Federal Budget Highlights March 2016
The new Liberal government delivered its first federal budget on March 22 in Ottawa.
While you've probably seen plenty of media coverage, I thought you would appreciate an overview of how some of the budget items relate to investments and taxes.
The Liberals will spend heavily in this budget, leading to a projected $29.4-billion shortfall this year. The good news? Part of that spending may benefit you:
OAS eligibility returns to age 65 - great news for folks born April 1, 1958 or later who were projected to receive a delay in OAS payment by up to two years or age 67.
The Canada Child Benefit replaces the Canada Child Tax Benefit and the Universal Child Care Benefit. The CCB is tax-free, unlike before, and government says nine out of 10 families will receive more in child benefits than under the current system. It will be a graduated benefit based on combined Income starting at those below $30,000 and will be phased out as family income rises. The maximum eligible amount will be $6,400 for children under 6 and then $5,400 for those aged 6 to 17. Remember those amounts are for those whose combined earnings are $30,000 or below. The benefits reduce to ZERO when your combined incomes reach $189,000.
The bad news is, the government also took things away:
Select Mutual Funds for Non Registered money had an unfair tax benefit which the government has now closed. Switches between special 'corporate-class' investment mutual funds will no longer be tax-free after September 2016.
The promised small business tax cut has been frozen at 10.5%. If you're a business owner, let's talk about other ways to save tax.
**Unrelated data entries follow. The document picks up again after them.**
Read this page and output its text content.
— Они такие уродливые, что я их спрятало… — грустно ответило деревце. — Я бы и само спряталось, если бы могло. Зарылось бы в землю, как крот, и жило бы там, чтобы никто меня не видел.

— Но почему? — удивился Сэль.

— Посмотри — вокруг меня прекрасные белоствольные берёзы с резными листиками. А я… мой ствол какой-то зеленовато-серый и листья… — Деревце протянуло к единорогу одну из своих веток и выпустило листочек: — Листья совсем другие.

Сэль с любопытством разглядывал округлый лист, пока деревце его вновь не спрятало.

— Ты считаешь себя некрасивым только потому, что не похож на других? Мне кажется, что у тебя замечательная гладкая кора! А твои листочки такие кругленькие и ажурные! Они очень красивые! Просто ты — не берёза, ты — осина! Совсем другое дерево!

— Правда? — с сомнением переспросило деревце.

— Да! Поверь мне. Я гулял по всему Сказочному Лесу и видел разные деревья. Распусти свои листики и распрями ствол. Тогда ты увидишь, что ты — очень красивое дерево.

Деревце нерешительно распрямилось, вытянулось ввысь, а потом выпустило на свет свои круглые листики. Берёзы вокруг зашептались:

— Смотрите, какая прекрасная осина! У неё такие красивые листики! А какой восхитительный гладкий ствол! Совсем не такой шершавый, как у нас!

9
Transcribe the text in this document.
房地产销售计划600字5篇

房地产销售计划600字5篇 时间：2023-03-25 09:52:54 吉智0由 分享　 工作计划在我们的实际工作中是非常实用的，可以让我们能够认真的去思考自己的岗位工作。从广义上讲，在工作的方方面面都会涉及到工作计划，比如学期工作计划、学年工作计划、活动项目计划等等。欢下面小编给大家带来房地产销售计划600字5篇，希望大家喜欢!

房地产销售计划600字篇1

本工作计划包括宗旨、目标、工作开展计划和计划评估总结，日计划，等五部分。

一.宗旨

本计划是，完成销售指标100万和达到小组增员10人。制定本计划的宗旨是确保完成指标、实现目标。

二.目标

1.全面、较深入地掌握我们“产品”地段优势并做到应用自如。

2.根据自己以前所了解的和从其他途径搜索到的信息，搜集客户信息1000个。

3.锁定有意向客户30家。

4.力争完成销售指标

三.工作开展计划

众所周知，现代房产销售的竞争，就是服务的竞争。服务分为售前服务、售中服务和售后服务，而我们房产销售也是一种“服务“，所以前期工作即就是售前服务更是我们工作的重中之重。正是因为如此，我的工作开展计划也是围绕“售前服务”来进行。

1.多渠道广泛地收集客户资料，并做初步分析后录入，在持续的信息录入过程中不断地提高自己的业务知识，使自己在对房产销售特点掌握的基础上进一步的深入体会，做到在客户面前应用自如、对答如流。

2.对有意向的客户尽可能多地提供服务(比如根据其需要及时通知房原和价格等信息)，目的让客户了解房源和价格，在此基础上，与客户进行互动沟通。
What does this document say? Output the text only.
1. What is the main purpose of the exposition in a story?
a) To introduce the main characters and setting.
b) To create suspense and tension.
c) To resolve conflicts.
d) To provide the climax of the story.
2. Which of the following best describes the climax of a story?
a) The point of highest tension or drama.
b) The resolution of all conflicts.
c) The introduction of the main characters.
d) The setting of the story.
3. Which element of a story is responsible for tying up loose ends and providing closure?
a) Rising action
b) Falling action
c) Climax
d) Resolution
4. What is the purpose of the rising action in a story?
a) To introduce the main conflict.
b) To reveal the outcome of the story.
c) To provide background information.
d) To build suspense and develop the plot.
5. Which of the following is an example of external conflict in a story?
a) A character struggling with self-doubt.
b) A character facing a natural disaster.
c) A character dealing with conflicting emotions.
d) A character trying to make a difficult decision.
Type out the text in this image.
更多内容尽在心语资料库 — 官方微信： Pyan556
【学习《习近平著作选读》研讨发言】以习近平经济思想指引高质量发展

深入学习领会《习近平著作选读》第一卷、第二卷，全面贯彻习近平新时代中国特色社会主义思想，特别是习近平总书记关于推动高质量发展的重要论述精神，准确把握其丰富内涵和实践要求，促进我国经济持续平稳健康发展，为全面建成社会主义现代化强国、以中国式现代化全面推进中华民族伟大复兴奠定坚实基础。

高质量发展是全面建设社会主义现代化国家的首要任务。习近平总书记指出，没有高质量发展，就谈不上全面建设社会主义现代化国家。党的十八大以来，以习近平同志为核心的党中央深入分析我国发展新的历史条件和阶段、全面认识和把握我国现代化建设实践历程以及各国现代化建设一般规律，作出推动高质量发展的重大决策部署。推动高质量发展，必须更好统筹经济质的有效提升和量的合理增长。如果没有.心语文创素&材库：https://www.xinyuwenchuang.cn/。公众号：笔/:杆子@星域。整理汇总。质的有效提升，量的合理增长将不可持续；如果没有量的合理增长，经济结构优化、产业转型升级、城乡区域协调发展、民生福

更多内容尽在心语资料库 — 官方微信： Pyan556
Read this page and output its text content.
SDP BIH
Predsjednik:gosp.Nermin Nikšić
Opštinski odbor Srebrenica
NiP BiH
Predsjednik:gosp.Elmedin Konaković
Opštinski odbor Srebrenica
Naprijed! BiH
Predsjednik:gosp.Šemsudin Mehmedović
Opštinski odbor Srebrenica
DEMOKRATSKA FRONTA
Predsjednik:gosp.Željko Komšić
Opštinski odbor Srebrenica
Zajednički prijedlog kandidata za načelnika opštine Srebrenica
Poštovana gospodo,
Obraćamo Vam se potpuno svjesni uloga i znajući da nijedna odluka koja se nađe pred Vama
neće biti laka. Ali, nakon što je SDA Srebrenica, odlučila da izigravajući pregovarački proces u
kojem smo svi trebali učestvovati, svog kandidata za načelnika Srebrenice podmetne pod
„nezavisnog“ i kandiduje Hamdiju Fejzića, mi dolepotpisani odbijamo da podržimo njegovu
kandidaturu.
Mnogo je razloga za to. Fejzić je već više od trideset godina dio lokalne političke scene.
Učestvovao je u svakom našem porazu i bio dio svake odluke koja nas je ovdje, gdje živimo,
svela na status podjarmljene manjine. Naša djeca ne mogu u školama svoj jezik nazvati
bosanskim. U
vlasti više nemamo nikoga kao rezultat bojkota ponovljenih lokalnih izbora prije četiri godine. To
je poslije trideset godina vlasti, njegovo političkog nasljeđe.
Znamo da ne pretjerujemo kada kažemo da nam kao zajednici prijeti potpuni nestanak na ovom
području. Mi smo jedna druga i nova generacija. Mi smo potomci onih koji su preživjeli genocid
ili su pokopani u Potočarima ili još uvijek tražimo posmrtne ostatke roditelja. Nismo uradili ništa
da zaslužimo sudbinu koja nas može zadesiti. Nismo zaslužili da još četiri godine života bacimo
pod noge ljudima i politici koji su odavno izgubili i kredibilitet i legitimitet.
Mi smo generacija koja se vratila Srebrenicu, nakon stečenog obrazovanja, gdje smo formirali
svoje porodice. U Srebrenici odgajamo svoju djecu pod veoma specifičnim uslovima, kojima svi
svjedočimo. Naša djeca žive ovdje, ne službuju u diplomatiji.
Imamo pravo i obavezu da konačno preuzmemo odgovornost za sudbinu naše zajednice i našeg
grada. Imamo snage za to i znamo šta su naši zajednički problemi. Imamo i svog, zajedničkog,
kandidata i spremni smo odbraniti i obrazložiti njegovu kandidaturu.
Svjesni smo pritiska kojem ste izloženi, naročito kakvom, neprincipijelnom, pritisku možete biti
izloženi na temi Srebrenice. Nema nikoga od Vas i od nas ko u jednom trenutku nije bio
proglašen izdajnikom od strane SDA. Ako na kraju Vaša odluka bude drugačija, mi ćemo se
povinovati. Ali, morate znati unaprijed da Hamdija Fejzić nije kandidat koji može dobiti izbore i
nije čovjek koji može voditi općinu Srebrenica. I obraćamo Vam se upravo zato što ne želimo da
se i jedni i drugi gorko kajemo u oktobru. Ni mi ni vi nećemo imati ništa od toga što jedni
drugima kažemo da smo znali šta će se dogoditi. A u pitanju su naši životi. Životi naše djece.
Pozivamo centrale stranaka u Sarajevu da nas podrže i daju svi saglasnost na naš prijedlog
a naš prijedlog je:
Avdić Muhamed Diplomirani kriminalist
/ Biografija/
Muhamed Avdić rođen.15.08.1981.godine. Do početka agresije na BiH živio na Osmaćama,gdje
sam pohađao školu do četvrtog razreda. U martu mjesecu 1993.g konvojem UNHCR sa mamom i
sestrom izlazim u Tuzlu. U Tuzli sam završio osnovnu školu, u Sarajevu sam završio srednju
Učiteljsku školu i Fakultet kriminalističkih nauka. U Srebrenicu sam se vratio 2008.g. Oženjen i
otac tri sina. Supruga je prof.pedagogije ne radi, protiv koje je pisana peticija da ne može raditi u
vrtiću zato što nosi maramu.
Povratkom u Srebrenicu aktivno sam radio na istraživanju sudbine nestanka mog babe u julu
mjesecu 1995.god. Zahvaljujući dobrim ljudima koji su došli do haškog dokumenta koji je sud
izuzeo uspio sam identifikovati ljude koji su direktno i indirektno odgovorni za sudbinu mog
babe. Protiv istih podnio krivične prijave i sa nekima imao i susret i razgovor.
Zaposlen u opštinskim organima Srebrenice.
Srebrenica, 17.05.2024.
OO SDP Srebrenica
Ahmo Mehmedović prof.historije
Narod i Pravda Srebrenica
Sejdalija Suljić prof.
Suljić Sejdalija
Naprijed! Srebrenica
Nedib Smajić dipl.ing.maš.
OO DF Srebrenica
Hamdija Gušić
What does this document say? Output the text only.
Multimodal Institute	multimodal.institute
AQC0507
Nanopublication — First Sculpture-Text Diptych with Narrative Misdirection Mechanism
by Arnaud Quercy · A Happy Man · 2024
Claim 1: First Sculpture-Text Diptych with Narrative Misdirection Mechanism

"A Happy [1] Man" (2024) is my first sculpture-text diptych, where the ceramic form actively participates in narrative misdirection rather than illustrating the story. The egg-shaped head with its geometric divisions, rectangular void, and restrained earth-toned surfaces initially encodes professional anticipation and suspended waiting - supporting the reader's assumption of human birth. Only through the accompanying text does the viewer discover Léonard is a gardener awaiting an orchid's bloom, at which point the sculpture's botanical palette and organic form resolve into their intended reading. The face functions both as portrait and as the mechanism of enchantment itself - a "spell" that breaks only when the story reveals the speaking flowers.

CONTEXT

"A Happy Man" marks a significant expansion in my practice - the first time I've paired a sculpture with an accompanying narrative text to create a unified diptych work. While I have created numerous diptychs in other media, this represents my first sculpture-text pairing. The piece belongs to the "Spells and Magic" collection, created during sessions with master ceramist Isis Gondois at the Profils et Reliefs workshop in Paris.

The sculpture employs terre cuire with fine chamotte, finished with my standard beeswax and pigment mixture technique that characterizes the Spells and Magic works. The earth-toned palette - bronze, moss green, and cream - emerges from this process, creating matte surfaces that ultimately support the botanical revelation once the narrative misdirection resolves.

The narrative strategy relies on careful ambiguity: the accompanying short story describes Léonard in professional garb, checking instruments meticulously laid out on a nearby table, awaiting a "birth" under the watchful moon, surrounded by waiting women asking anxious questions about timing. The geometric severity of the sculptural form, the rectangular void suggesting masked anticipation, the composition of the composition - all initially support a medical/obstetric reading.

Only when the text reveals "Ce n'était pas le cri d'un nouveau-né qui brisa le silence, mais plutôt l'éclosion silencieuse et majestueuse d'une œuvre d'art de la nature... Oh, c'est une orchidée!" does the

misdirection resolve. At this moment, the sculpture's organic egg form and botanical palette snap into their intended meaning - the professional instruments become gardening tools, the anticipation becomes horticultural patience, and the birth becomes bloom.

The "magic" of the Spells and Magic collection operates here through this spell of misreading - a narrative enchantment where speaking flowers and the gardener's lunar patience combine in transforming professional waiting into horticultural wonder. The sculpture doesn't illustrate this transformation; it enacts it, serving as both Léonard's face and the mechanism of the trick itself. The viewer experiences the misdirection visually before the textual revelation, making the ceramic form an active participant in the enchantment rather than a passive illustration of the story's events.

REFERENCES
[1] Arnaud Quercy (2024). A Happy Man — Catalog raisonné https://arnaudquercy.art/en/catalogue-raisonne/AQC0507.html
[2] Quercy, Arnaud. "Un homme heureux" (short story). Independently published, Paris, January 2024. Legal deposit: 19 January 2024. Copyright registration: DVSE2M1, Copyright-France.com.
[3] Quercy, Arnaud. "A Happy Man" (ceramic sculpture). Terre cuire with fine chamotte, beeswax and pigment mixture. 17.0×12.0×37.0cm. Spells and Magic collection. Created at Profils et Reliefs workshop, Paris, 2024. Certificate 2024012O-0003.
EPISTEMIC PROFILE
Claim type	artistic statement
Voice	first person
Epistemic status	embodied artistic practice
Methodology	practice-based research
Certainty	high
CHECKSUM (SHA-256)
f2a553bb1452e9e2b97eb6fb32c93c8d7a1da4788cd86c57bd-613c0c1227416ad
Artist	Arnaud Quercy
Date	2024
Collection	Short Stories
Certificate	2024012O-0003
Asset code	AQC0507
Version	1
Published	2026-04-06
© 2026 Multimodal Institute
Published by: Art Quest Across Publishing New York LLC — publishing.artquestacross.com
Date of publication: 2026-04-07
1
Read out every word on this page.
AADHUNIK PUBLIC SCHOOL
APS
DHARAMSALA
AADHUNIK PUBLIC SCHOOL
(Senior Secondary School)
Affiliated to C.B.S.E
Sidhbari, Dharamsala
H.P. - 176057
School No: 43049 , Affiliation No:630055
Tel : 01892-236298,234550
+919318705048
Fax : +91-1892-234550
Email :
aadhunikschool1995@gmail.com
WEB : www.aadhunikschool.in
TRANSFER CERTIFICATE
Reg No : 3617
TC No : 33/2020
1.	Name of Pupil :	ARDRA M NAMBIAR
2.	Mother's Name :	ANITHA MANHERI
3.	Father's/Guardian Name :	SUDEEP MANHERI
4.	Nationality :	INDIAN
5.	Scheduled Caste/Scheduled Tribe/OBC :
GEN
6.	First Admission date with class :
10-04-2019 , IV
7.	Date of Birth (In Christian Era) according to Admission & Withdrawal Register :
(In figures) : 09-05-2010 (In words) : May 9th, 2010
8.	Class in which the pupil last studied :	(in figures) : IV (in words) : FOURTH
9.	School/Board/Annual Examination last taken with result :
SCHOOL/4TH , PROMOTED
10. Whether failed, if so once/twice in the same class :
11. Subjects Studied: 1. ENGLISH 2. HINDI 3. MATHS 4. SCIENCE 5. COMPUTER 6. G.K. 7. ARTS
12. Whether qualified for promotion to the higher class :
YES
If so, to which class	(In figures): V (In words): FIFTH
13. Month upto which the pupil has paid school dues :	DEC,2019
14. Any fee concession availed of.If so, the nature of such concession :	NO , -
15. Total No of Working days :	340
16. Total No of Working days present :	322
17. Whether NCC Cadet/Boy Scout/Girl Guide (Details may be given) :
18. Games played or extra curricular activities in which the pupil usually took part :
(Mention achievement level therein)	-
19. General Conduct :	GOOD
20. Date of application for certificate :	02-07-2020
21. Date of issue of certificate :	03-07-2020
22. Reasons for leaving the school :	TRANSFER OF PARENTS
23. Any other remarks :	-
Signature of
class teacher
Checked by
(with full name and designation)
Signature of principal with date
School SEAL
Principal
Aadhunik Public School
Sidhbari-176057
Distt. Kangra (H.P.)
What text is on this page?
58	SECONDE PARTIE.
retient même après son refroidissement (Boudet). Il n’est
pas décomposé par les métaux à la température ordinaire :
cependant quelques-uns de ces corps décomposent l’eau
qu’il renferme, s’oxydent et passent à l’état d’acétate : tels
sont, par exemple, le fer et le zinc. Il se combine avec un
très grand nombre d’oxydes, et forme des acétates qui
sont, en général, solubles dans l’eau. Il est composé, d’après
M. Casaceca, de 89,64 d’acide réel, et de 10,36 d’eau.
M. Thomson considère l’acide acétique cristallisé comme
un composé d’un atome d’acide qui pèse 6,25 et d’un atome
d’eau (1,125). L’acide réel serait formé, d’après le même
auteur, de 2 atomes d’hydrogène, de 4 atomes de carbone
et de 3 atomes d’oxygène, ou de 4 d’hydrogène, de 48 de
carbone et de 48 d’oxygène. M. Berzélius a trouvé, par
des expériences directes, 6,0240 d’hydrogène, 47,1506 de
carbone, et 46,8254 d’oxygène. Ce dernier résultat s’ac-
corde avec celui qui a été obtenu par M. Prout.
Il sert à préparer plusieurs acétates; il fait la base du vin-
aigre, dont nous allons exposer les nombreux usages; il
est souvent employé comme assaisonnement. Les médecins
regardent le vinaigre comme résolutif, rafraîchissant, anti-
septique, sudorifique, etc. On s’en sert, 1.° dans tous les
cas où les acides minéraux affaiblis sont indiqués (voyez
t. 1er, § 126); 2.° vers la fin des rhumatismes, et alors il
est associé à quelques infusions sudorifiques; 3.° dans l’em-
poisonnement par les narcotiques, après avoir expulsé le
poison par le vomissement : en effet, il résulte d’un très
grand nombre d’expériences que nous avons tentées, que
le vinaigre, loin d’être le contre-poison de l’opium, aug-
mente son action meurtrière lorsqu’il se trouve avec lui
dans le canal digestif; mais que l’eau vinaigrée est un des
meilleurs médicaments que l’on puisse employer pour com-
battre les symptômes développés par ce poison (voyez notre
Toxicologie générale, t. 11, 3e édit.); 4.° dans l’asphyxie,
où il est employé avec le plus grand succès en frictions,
Special tax treatment for insurance policy transfers to corporations. If you own a business and were planning on doing such a transfer, we should revisit that strategy, as it's no longer tax-advantaged.
The Children's Fitness and Arts Tax Credits will be phased out by 2017.
There will no longer be education and textbook tax credits as of January 1, 2017, but the impact should be relatively minor.